Let
- $(\Omega,\mathcal A,\operatorname P)$ be a probability space
- $(\mathcal F_t)_{t\ge0}$ be a filtration of $\mathcal A$
- $X$ be a real-valued continuous $\mathcal F$-adapted stochastic process on $(\Omega,\mathcal A,\operatorname P)$
- $\sigma:\Omega\to[0,\infty)$ with $X_{\sigma}=0$
- $\varepsilon>0$
I want to show that $$\tau:=\inf\left\{t>\sigma:X_t=\varepsilon\right\}$$ is an $\mathcal F$-stopping time.
I know how I would prove this, but there are two things that I'm unsure of. Please take a look at the proof:
- $X$ is continuous $\Rightarrow$ $$Y_t:=\sup_{s\in[0,\:t]}1_{\left\{\:\sigma\:<\:s\:\right\}}X_s\stackrel{\color{red}{(1)}}=\sup_{s\in[0,\:t]\:\cap\:\mathbb Q}1_{\left\{\:\sigma\:<\:s\:\right\}}X_s\;\;\;\text{for }t\ge 0$$ is $\mathcal F$-adapted
- Claim 1: Let $t\ge0$ $\Rightarrow$ $$\left\{Y_t\ge\varepsilon\right\}\subseteq\left\{\tau\le t\right\}$$ Proof:
- Let $\omega\in\left\{Y_t\ge\varepsilon\right\}$ $\Rightarrow$ $$\sigma(\omega)<t\tag2$$ (otherwise $Y_t=0<\varepsilon$)

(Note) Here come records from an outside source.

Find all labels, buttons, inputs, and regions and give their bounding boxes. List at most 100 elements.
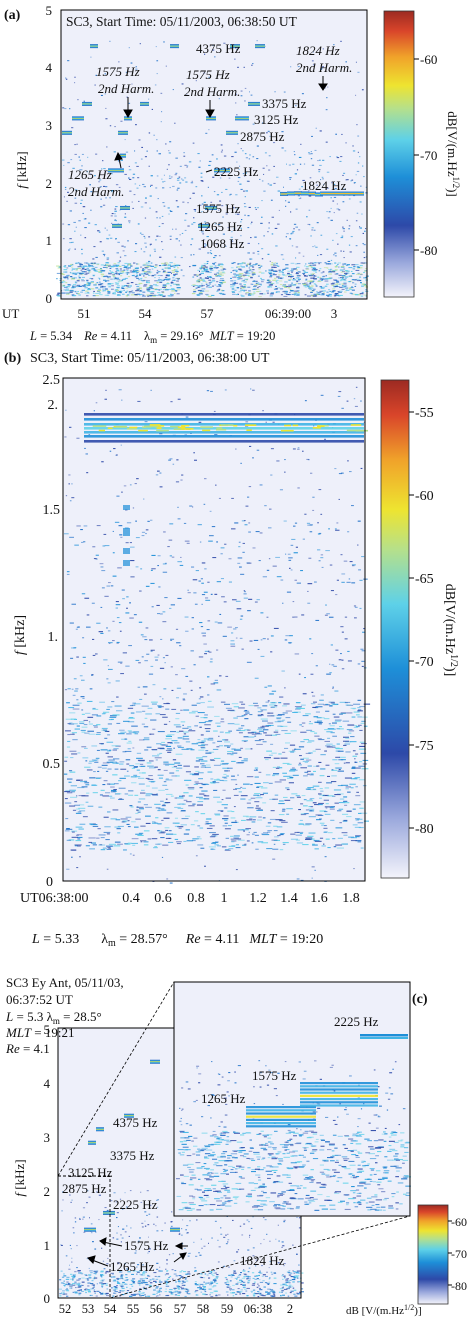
cbar-tick: -80 bbox=[451, 1279, 467, 1293]
xtick: 54 bbox=[104, 1302, 117, 1316]
cbar-tick: -75 bbox=[415, 739, 434, 754]
panel-c-inset-spectrogram bbox=[176, 1034, 411, 1211]
ytick: 5 bbox=[44, 1022, 51, 1037]
xtick: 1.8 bbox=[342, 891, 360, 906]
panel-b-cbar-ticks: -55 -60 -65 -70 -75 -80 bbox=[409, 406, 434, 837]
label-3125: 3125 Hz bbox=[254, 112, 299, 127]
ytick: 2 bbox=[44, 1184, 51, 1199]
panel-a-plot bbox=[60, 9, 368, 300]
xtick: 06:38 bbox=[244, 1302, 272, 1316]
cbar-tick: -55 bbox=[415, 406, 434, 421]
label-1575: 1575 Hz bbox=[124, 1238, 169, 1253]
ytick: 1 bbox=[44, 1238, 51, 1253]
xtick: 52 bbox=[59, 1302, 72, 1316]
panel-b-cbar-label: dB[V/(m.Hz1/2)] bbox=[442, 584, 459, 677]
xtick: UT bbox=[2, 306, 19, 321]
inset-label-1265: 1265 Hz bbox=[201, 1091, 246, 1106]
xtick: 57 bbox=[174, 1302, 187, 1316]
label-2875: 2875 Hz bbox=[62, 1181, 107, 1196]
panel-c-annotations: 4375 Hz 3375 Hz 3125 Hz 2875 Hz 2225 Hz … bbox=[62, 1115, 285, 1274]
panel-c-zoom-box bbox=[57, 1175, 111, 1299]
label-1824: 1824 Hz bbox=[302, 178, 347, 193]
label-1824-harm: 1824 Hz bbox=[296, 43, 340, 58]
panel-b-params: L = 5.33 λm = 28.57° Re = 4.11 MLT = 19:20 bbox=[31, 932, 323, 949]
panel-a-label: (a) bbox=[4, 8, 21, 23]
panel-a-xticks: UT 51 54 57 06:39:00 3 bbox=[2, 306, 337, 321]
label-3125: 3125 Hz bbox=[68, 1165, 113, 1180]
panel-b-header: SC3, Start Time: 05/11/2003, 06:38:00 UT bbox=[30, 351, 270, 366]
label-3375: 3375 Hz bbox=[110, 1148, 155, 1163]
panel-c-ylabel: f [kHz] bbox=[12, 1159, 27, 1196]
panel-b-xticks: UT06:38:00 0.4 0.6 0.8 1 1.2 1.4 1.6 1.8 bbox=[20, 891, 360, 906]
panel-b-label: (b) bbox=[4, 351, 21, 366]
ytick: 3 bbox=[44, 1130, 51, 1145]
label-4375: 4375 Hz bbox=[196, 41, 241, 56]
cbar-tick: -70 bbox=[420, 148, 437, 163]
ytick: 5 bbox=[46, 3, 53, 18]
inset-label-1575: 1575 Hz bbox=[252, 1068, 297, 1083]
label-3375: 3375 Hz bbox=[262, 96, 307, 111]
label-harm-b: 2nd Harm. bbox=[98, 81, 154, 96]
info-line-1: SC3 Ey Ant, 05/11/03, bbox=[6, 975, 124, 990]
label-1068: 1068 Hz bbox=[200, 236, 245, 251]
label-1265: 1265 Hz bbox=[198, 219, 243, 234]
xtick: 1 bbox=[221, 891, 228, 906]
ytick: 2.5 bbox=[43, 373, 61, 388]
cbar-tick: -60 bbox=[451, 1215, 467, 1229]
panel-a-annotations: 4375 Hz 1824 Hz 2nd Harm. 1575 Hz 2nd Ha… bbox=[68, 41, 352, 251]
panel-b-colorbar bbox=[380, 379, 410, 879]
cbar-tick: -60 bbox=[415, 489, 434, 504]
label-1265: 1265 Hz bbox=[110, 1259, 155, 1274]
info-line-2: 06:37:52 UT bbox=[6, 992, 73, 1007]
xtick: 56 bbox=[150, 1302, 163, 1316]
ytick: 0.5 bbox=[43, 757, 61, 772]
info-line-4: MLT = 19:21 bbox=[5, 1025, 74, 1040]
ytick: 0 bbox=[44, 1291, 51, 1306]
panel-c-xticks: 52 53 54 55 56 57 58 59 06:38 2 bbox=[59, 1302, 293, 1316]
xtick: 1.2 bbox=[249, 891, 267, 906]
xtick: 55 bbox=[127, 1302, 140, 1316]
label-harm-a: 2nd Harm. bbox=[296, 60, 352, 75]
ytick: 3 bbox=[46, 118, 53, 133]
ytick: 4 bbox=[46, 60, 53, 75]
panel-c-label: (c) bbox=[412, 992, 428, 1007]
panel-c-yticks: 0 1 2 3 4 5 bbox=[44, 1022, 51, 1306]
label-2225: 2225 Hz bbox=[113, 1197, 158, 1212]
ytick: 0 bbox=[46, 875, 53, 890]
xtick: 06:39:00 bbox=[265, 306, 311, 321]
panel-a-params: L = 5.34 Re = 4.11 λm = 29.16° MLT = 19:20 bbox=[29, 329, 275, 345]
xtick: 1.6 bbox=[310, 891, 328, 906]
xtick: 0.8 bbox=[187, 891, 205, 906]
ytick: 1. bbox=[48, 630, 59, 645]
cbar-tick: -60 bbox=[420, 52, 437, 67]
xtick: 0.4 bbox=[122, 891, 140, 906]
panel-c-arrows bbox=[87, 1237, 188, 1267]
info-line-3: L = 5.3 λm = 28.5° bbox=[5, 1009, 102, 1026]
panel-a-arrows bbox=[114, 76, 328, 173]
xtick: UT06:38:00 bbox=[20, 891, 88, 906]
xtick: 57 bbox=[201, 306, 215, 321]
inset-label-2225: 2225 Hz bbox=[334, 1014, 379, 1029]
xtick: 53 bbox=[82, 1302, 95, 1316]
xtick: 58 bbox=[197, 1302, 210, 1316]
cbar-tick: -80 bbox=[415, 822, 434, 837]
ytick: 1.5 bbox=[43, 503, 61, 518]
panel-c-inset-labels: 2225 Hz 1575 Hz 1265 Hz bbox=[201, 1014, 379, 1106]
panel-b-ylabel: f [kHz] bbox=[13, 615, 28, 655]
panel-b-yticks: 0 0.5 1. 1.5 2. 2.5 bbox=[43, 373, 61, 890]
xtick: 54 bbox=[139, 306, 153, 321]
panel-c-colorbar bbox=[417, 1204, 449, 1305]
cbar-tick: -65 bbox=[415, 572, 434, 587]
ytick: 0 bbox=[46, 291, 53, 306]
ytick: 4 bbox=[44, 1076, 51, 1091]
info-line-5: Re = 4.1 bbox=[5, 1041, 50, 1056]
panel-b-plot bbox=[62, 377, 366, 882]
panel-c-cbar-label: dB [V/(m.Hz1/2)] bbox=[346, 1303, 422, 1317]
panel-c-info: SC3 Ey Ant, 05/11/03, 06:37:52 UT L = 5.… bbox=[5, 975, 124, 1056]
ytick: 1 bbox=[46, 233, 53, 248]
panel-b-spectrogram bbox=[64, 386, 371, 884]
panel-a-ylabel: f [kHz] bbox=[14, 151, 29, 188]
xtick: 0.6 bbox=[154, 891, 172, 906]
xtick: 3 bbox=[331, 306, 338, 321]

- $X(\omega)$ is continuous and $X_{\sigma(\omega)}(\omega)=0<\varepsilon\le Y_t(\omega)$ $\Rightarrow$ $\exists t_{\text{max}}\in\sigma(\omega),t]\ne\emptyset$ with $$X_{t_{\text{max}}}(\omega)=\sup_{s\in(\sigma(\omega),\:t]}X_s(\omega)=Y_t(\omega)\tag3$$
- Intermediate value theorem $\Rightarrow$ $\exists s\in(\sigma(\omega),t_{\text{max}}]$ with $$X_s(\omega)=\varepsilon\tag4$$
- Claim 2: Let $t\ge0$ $\Rightarrow$ $$\left\{\tau\le t\right\}\subseteq\left\{Y_t\ge\varepsilon\right\}$$ Proof:
- Let $$\omega\in\left\{\tau\le t\right\}=\left\{\exists s\in(\sigma,t]:X_s=\varepsilon\right\}\tag5$$
- Then, $$\sigma(\omega)<t\tag6$$ (otherwise $(\sigma(\omega),t=\emptyset$) and hence $$Y_t(\omega)=\sup_{s\in(s\in\sigma(\omega),\:t]}X_s(\omega)\ge\varepsilon\tag 7$$
- Claim 3: Let $t\ge0$ $\Rightarrow$ $$\left\{\tau\le t\right\}\in\mathcal F_t$$ Proof:
- $Y$ is $\mathcal F$-adapted $\Rightarrow$ $$\left\{\tau\le t\right\}=\left\{Y_t\ge\varepsilon\right\}\in\mathcal F_t\tag8$$ by Claim 1 and Claim 2
Question: (1.) I'm unsure if $\color{red}{(1)}$ is really correct. I know that it is correct, if the supremum over $[0,t]\cap\mathbb Q$ exists, but I don't think that this is guaranteed. For example, $$\inf\left([\sqrt 2,\:2]\cap\mathbb Q\right)$$ doesn't exist. Am I correct? If so, how can we fix that?
(2.) I didn't said that $\sigma$ should be an $\mathcal F$-stopping time. In fact, I don't think that we need this or any other measurability assumption on $\sigma$. Am I missing something?